Ich reise immer noch gern, aber beim Reisen arbeiten möchte ich nicht mehr. Das mache ich lieber zu Hause an meinem Schreibtisch, wo ich einen bequemen Stuhl und wenig Ablenkung habe. Ich habe es am eigenen Leib erfahren: Ständiger Jetlag ist eine Belastung für Körper und Psyche. Ich will das nicht mehr. Manchmal sehe ich an wunderschönen Orten Menschen an ihren Laptops im Café sitzen, die keinen Blick für die herrliche Umgebung haben. Soll das erstrebenswert sein?
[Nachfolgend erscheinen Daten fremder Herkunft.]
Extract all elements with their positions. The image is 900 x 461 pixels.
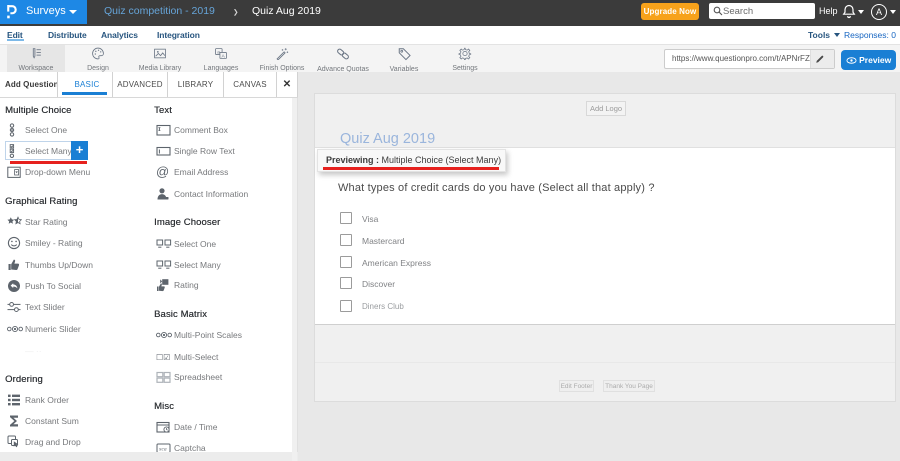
svg-text:☐☑: ☐☑ <box>156 353 170 362</box>
svg-text:@: @ <box>156 165 169 179</box>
Das Schöne am Reisen war für mich immer, dass mein Blick komplett nach außen gerichtet ist und ich jeden Moment ganz bewusst erleben kann. Dieses Gefühl möchte ich mir erhalten. Deshalb mache ich zwar unterwegs viele Fotos – das war schon immer mein Hobby – und sammle Informationen, aber meine Blogbeiträge schreibe ich in Ruhe zu Hause.
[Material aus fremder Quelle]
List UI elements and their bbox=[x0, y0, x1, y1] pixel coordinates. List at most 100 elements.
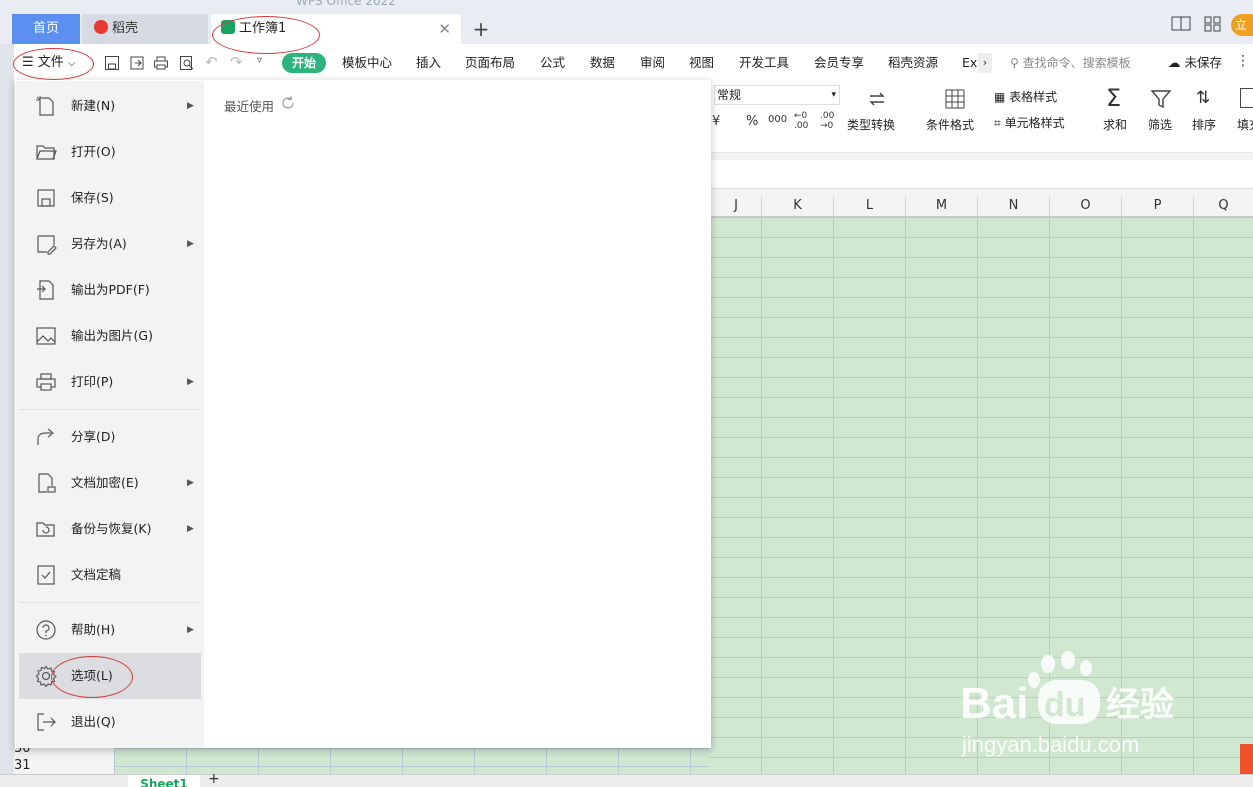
watermark-cn: 经验 bbox=[1106, 685, 1174, 725]
tab-member[interactable]: 会员专享 bbox=[814, 53, 864, 73]
save-as-icon bbox=[37, 235, 57, 255]
cell-grid-lower[interactable] bbox=[114, 748, 710, 774]
menu-item-exit[interactable]: 退出(Q) bbox=[19, 699, 201, 745]
menu-item-finalize[interactable]: 文档定稿 bbox=[19, 552, 201, 598]
menu-divider bbox=[19, 602, 201, 603]
column-header-q[interactable]: Q bbox=[1193, 196, 1253, 216]
cloud-icon: ☁ bbox=[1168, 55, 1181, 70]
apps-grid-icon[interactable] bbox=[1202, 14, 1224, 34]
sheet-tab[interactable]: Sheet1 bbox=[128, 775, 200, 787]
increase-decimal-button[interactable]: ←0 .00 bbox=[794, 111, 814, 131]
menu-item-save[interactable]: 保存(S) bbox=[19, 175, 201, 221]
conditional-format-label[interactable]: 条件格式 bbox=[926, 116, 974, 133]
menu-item-label: 文档加密(E) bbox=[71, 475, 139, 490]
menu-item-encrypt[interactable]: 文档加密(E) ▶ bbox=[19, 460, 201, 506]
tab-page-layout[interactable]: 页面布局 bbox=[465, 53, 515, 73]
menu-item-print[interactable]: 打印(P) ▶ bbox=[19, 359, 201, 405]
table-style-icon: ▦ bbox=[994, 90, 1006, 104]
menu-item-export-image[interactable]: 输出为图片(G) bbox=[19, 313, 201, 359]
cell-style-button[interactable]: ⌗ 单元格样式 bbox=[994, 114, 1065, 131]
menu-item-label: 打开(O) bbox=[71, 144, 116, 159]
menu-item-new[interactable]: 新建(N) ▶ bbox=[19, 83, 201, 129]
filter-label[interactable]: 筛选 bbox=[1148, 116, 1172, 133]
tab-review[interactable]: 审阅 bbox=[640, 53, 665, 73]
menu-item-help[interactable]: 帮助(H) ▶ bbox=[19, 607, 201, 653]
login-button[interactable]: 立 bbox=[1231, 14, 1253, 36]
command-search[interactable]: ⚲ 查找命令、搜索模板 bbox=[1010, 53, 1131, 73]
more-icon[interactable]: ⋮ bbox=[1236, 53, 1250, 69]
type-convert-icon[interactable] bbox=[866, 88, 888, 110]
tab-insert[interactable]: 插入 bbox=[416, 53, 441, 73]
baidu-jingyan-watermark: Bai du 经验 jingyan.baidu.com bbox=[960, 651, 1174, 757]
thousands-separator-button[interactable]: 000 bbox=[768, 114, 787, 125]
save-status[interactable]: ☁ 未保存 bbox=[1168, 53, 1222, 73]
sum-icon[interactable]: Σ bbox=[1106, 84, 1121, 112]
wps-corner-badge bbox=[1240, 744, 1253, 774]
refresh-icon[interactable] bbox=[281, 96, 295, 110]
help-icon bbox=[36, 620, 56, 640]
sort-icon[interactable]: ⇅ bbox=[1196, 88, 1210, 108]
tab-data[interactable]: 数据 bbox=[590, 53, 615, 73]
tab-excel-more[interactable]: Ex bbox=[962, 53, 977, 73]
menu-item-export-pdf[interactable]: 输出为PDF(F) bbox=[19, 267, 201, 313]
quick-access-dropdown-icon[interactable]: ▿ bbox=[257, 55, 262, 66]
percent-format-button[interactable]: % bbox=[746, 114, 758, 129]
tab-home[interactable]: 首页 bbox=[12, 14, 80, 44]
backup-icon bbox=[36, 522, 55, 537]
menu-item-label: 新建(N) bbox=[71, 98, 116, 113]
new-tab-button[interactable]: + bbox=[470, 14, 492, 44]
row-number[interactable]: 31 bbox=[14, 757, 38, 774]
column-header-o[interactable]: O bbox=[1049, 196, 1121, 216]
undo-icon[interactable]: ↶ bbox=[205, 53, 218, 71]
sort-label[interactable]: 排序 bbox=[1192, 116, 1216, 133]
quick-print-icon[interactable] bbox=[153, 55, 169, 71]
column-header-k[interactable]: K bbox=[761, 196, 833, 216]
watermark-brand2: du bbox=[1044, 686, 1086, 724]
cell-style-label: 单元格样式 bbox=[1004, 116, 1065, 130]
conditional-format-icon[interactable] bbox=[944, 88, 966, 110]
file-menu-list: 新建(N) ▶ 打开(O) 保存(S) 另存为(A) ▶ 输出为PDF(F) 输出为… bbox=[16, 81, 204, 748]
tab-start[interactable]: 开始 bbox=[282, 53, 326, 73]
menu-item-label: 退出(Q) bbox=[71, 714, 116, 729]
column-header-j[interactable]: J bbox=[710, 196, 761, 216]
menu-item-label: 输出为PDF(F) bbox=[71, 282, 150, 297]
menu-item-share[interactable]: 分享(D) bbox=[19, 414, 201, 460]
print-preview-icon[interactable] bbox=[179, 55, 195, 71]
fill-label[interactable]: 填充 bbox=[1237, 116, 1253, 133]
close-tab-icon[interactable]: ✕ bbox=[438, 14, 451, 44]
watermark-url: jingyan.baidu.com bbox=[961, 732, 1139, 757]
tab-formulas[interactable]: 公式 bbox=[540, 53, 565, 73]
number-format-select[interactable]: 常规 ▾ bbox=[714, 85, 840, 105]
submenu-arrow-icon: ▶ bbox=[187, 239, 194, 249]
currency-format-button[interactable]: ¥ bbox=[712, 114, 720, 129]
ribbon-scroll-right-icon[interactable]: › bbox=[978, 53, 992, 73]
type-convert-label[interactable]: 类型转换 bbox=[847, 116, 895, 133]
menu-divider bbox=[19, 409, 201, 410]
filter-icon[interactable] bbox=[1150, 88, 1172, 110]
tab-daoke-resources[interactable]: 稻壳资源 bbox=[888, 53, 938, 73]
tab-developer[interactable]: 开发工具 bbox=[739, 53, 789, 73]
decrease-decimal-button[interactable]: .00 →0 bbox=[820, 111, 840, 131]
column-header-row: J K L M N O P Q bbox=[710, 196, 1253, 217]
tab-view[interactable]: 视图 bbox=[689, 53, 714, 73]
menu-item-backup[interactable]: 备份与恢复(K) ▶ bbox=[19, 506, 201, 552]
tab-template-center[interactable]: 模板中心 bbox=[342, 53, 392, 73]
title-bar: WPS Office 2022 首页 稻壳 工作簿1 ✕ + 立 bbox=[0, 0, 1253, 44]
menu-item-open[interactable]: 打开(O) bbox=[19, 129, 201, 175]
redo-icon[interactable]: ↷ bbox=[230, 53, 243, 71]
menu-item-save-as[interactable]: 另存为(A) ▶ bbox=[19, 221, 201, 267]
table-style-button[interactable]: ▦ 表格样式 bbox=[994, 88, 1057, 105]
sum-label[interactable]: 求和 bbox=[1103, 116, 1127, 133]
column-header-p[interactable]: P bbox=[1121, 196, 1193, 216]
add-sheet-icon[interactable]: + bbox=[208, 771, 220, 787]
daoke-logo-icon bbox=[94, 20, 108, 34]
window-layout-icon[interactable] bbox=[1170, 14, 1192, 34]
column-header-m[interactable]: M bbox=[905, 196, 977, 216]
quick-export-icon[interactable] bbox=[129, 55, 145, 71]
column-header-n[interactable]: N bbox=[977, 196, 1049, 216]
fill-icon[interactable] bbox=[1240, 88, 1253, 108]
quick-save-icon[interactable] bbox=[104, 55, 120, 71]
formula-bar[interactable] bbox=[710, 160, 1253, 189]
tab-daoke[interactable]: 稻壳 bbox=[82, 14, 208, 44]
column-header-l[interactable]: L bbox=[833, 196, 905, 216]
Mach mit bei meiner Blogparade
Dieser Text ist mein eigener Beitrag zu meiner Blogparade In diesen Städten habe ich schon mal gewohnt, an der du bis 1. September 2024 teilnehmen kannst.
Ich würde mich sehr freuen, wenn du daran teilnimmst. Erzähle uns, in welchen Städten du schon gewohnt hast, welche Erinnerungen sie in dir wachrufen und wie sie dein Leben verändert haben. Alle Infos zur Blogparade findest du hier.
Liebe Angelika,
du kennst meinen Beitrag schon: https://weitgluecklich.com/wohnorte/
Trotzdem melde ich mich auch hier noch einmal, weil dein Text mich so sehr berührt hat! Vor allem den Teil mit der Arbeit kenne ich zu gut. Danke für deine Offenheit auch diese Station zu teilen. Seit unserer Kündigung und dem Start der Weltreise haben wir so viele Themen bei uns angeschaut, dass wir jetzt auch viel bewusster reisen und die Orte ganzheitlich in uns aufsaugen können!
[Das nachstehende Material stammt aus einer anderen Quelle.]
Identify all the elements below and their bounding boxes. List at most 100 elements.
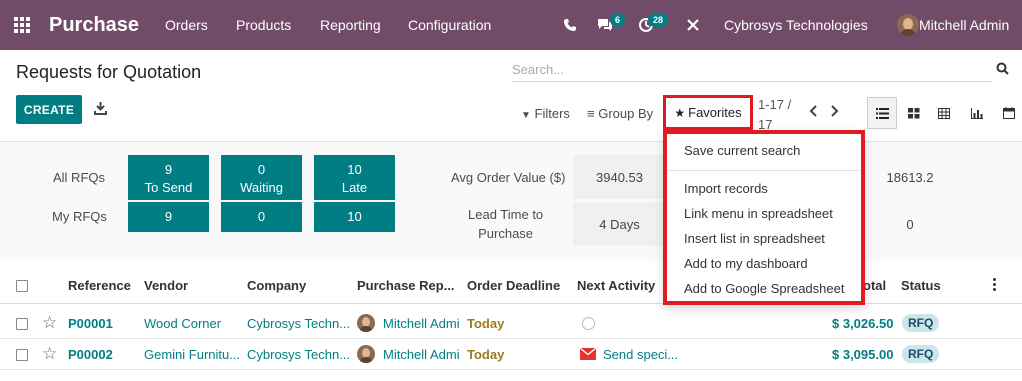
tile-my-late[interactable]: 10 (314, 202, 395, 232)
groupby-button[interactable]: ≡ Group By (587, 106, 653, 121)
calendar-view-icon[interactable] (994, 97, 1022, 129)
row-order-deadline: Today (467, 347, 505, 362)
add-to-dashboard[interactable]: Add to my dashboard (684, 256, 808, 271)
select-all-checkbox[interactable] (16, 280, 28, 292)
column-reference[interactable]: Reference (68, 278, 131, 293)
column-purchase-rep[interactable]: Purchase Rep... (357, 278, 455, 293)
column-status[interactable]: Status (901, 278, 941, 293)
graph-view-icon[interactable] (962, 97, 992, 129)
column-total[interactable]: otal (863, 278, 886, 293)
avatar (357, 345, 375, 366)
avg-order-label: Avg Order Value ($) (451, 170, 566, 185)
clock-icon[interactable] (582, 317, 595, 330)
dropdown-divider (667, 170, 861, 171)
stat-right-bottom: 0 (906, 216, 914, 232)
tile-my-to-send[interactable]: 9 (128, 202, 209, 232)
star-icon: ★ (674, 105, 686, 120)
avg-order-value: 3940.53 (573, 155, 666, 199)
menu-products[interactable]: Products (236, 0, 291, 50)
mail-icon[interactable] (580, 347, 596, 363)
lead-time-label-line1: Lead Time to (468, 207, 544, 222)
table-row[interactable] (0, 370, 1022, 381)
tile-waiting-count: 0 (257, 162, 266, 177)
chevron-right-icon[interactable] (830, 104, 840, 122)
add-to-google-spreadsheet[interactable]: Add to Google Spreadsheet (684, 281, 844, 296)
column-vendor[interactable]: Vendor (144, 278, 188, 293)
menu-reporting[interactable]: Reporting (320, 0, 381, 50)
apps-grid-icon[interactable] (14, 0, 34, 50)
row-company: Cybrosys Techn... (247, 347, 351, 362)
pager-value[interactable]: 1-17 / 17 (758, 95, 802, 135)
search-input[interactable] (512, 58, 992, 82)
kebab-icon[interactable] (993, 278, 997, 293)
tile-my-waiting[interactable]: 0 (221, 202, 302, 232)
user-menu[interactable]: Mitchell Admin (919, 0, 1009, 50)
row-total: $ 3,026.50 (832, 316, 894, 331)
row-reference: P00002 (68, 347, 113, 362)
table-row[interactable]: ☆ P00001 Wood Corner Cybrosys Techn... M… (0, 308, 1022, 339)
lead-time-label-line2: Purchase (478, 226, 534, 241)
insert-list-spreadsheet[interactable]: Insert list in spreadsheet (684, 231, 825, 246)
download-icon[interactable] (94, 101, 107, 118)
status-badge: RFQ (902, 345, 940, 363)
filters-button[interactable]: ▼ Filters (521, 106, 570, 121)
table-header: Reference Vendor Company Purchase Rep...… (0, 268, 1022, 304)
menu-orders[interactable]: Orders (165, 0, 208, 50)
search-icon[interactable] (996, 62, 1009, 78)
row-vendor: Wood Corner (144, 316, 222, 331)
list-view-icon[interactable] (867, 97, 897, 129)
table-row[interactable]: ☆ P00002 Gemini Furnitu... Cybrosys Tech… (0, 339, 1022, 370)
import-records[interactable]: Import records (684, 181, 768, 196)
link-menu-spreadsheet[interactable]: Link menu in spreadsheet (684, 206, 833, 221)
pivot-view-icon[interactable] (929, 97, 959, 129)
filters-label: Filters (534, 106, 570, 121)
chat-count-badge: 6 (610, 13, 626, 27)
column-order-deadline[interactable]: Order Deadline (467, 278, 560, 293)
row-vendor: Gemini Furnitu... (144, 347, 241, 362)
app-brand[interactable]: Purchase (49, 0, 139, 50)
create-button[interactable]: CREATE (16, 95, 82, 124)
favorites-button[interactable]: ★ Favorites (663, 95, 753, 130)
tile-waiting[interactable]: 0 Waiting (221, 155, 302, 200)
tile-late[interactable]: 10 Late (314, 155, 395, 200)
menu-configuration[interactable]: Configuration (408, 0, 491, 50)
tools-icon[interactable] (686, 0, 700, 50)
row-checkbox[interactable] (16, 318, 28, 330)
groupby-label: Group By (598, 106, 654, 121)
tile-to-send-count: 9 (164, 162, 173, 177)
row-purchase-rep: Mitchell Admi (383, 316, 460, 331)
tile-late-label: Late (341, 180, 368, 195)
activity-count-badge: 28 (648, 13, 669, 27)
phone-icon[interactable] (563, 0, 577, 50)
chevron-left-icon[interactable] (808, 104, 818, 122)
lead-time-label: Lead Time to Purchase (468, 205, 543, 243)
star-icon[interactable]: ☆ (42, 344, 57, 364)
lead-time-value: 4 Days (573, 202, 666, 246)
tile-late-count: 10 (347, 162, 362, 177)
top-navbar: Purchase Orders Products Reporting Confi… (0, 0, 1022, 50)
save-current-search[interactable]: Save current search (684, 143, 800, 158)
page-title: Requests for Quotation (16, 62, 202, 82)
favorites-label: Favorites (688, 105, 742, 120)
stat-right-top: 18613.2 (886, 169, 934, 185)
favorites-dropdown: Save current search Import records Link … (663, 130, 865, 305)
group-by-icon: ≡ (587, 106, 595, 121)
kanban-view-icon[interactable] (899, 97, 929, 129)
row-total: $ 3,095.00 (832, 347, 894, 362)
row-company: Cybrosys Techn... (247, 316, 351, 331)
row-purchase-rep: Mitchell Admi (383, 347, 460, 362)
status-badge: RFQ (902, 314, 940, 332)
company-switcher[interactable]: Cybrosys Technologies (724, 0, 868, 50)
filter-icon: ▼ (521, 110, 531, 121)
column-next-activity[interactable]: Next Activity (577, 278, 655, 293)
tile-to-send[interactable]: 9 To Send (128, 155, 209, 200)
star-icon[interactable]: ☆ (42, 313, 57, 333)
avatar[interactable] (897, 0, 919, 50)
row-reference: P00001 (68, 316, 113, 331)
column-company[interactable]: Company (247, 278, 306, 293)
tile-to-send-label: To Send (144, 180, 193, 195)
row-order-deadline: Today (467, 316, 505, 331)
row-next-activity: Send speci... (603, 347, 679, 362)
all-rfqs-label: All RFQs (53, 170, 105, 185)
row-checkbox[interactable] (16, 349, 28, 361)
Wie schön, dass das Leben solche Learnings verteilt, oder?
Viele Grüße und alles Gute für dich
Jenny
Liebe Angie,
zunächst fühlte ich mich nicht angesprochen, da ich auch in kleinen Orten bzw. auf dem Dorf gelebt habe – doch beim lesen der anderen Beiträge fiel mir ein, daß ich doch auch in erwähnenswerten Orten wie Stuttgart Bad-Cannstatt oder in Italien nah am Vesuv gelebt habe – vielleicht ist das doch interessant? Ich hänge mich einfach mal mit rein, weil mir die Idee gut gefällt!
Herzliches Ciao von
Silvana
Liebe Silvana,
na klar ist das interessant! Wichtig ist ja auch gar nicht, dass ein Ort besonders schön oder aufregend ist, sondern was er für unser Leben bedeutet. Ich freue mich sehr über deinen tollen Beitrag! Vielen Dank, dass du mitgemacht hast.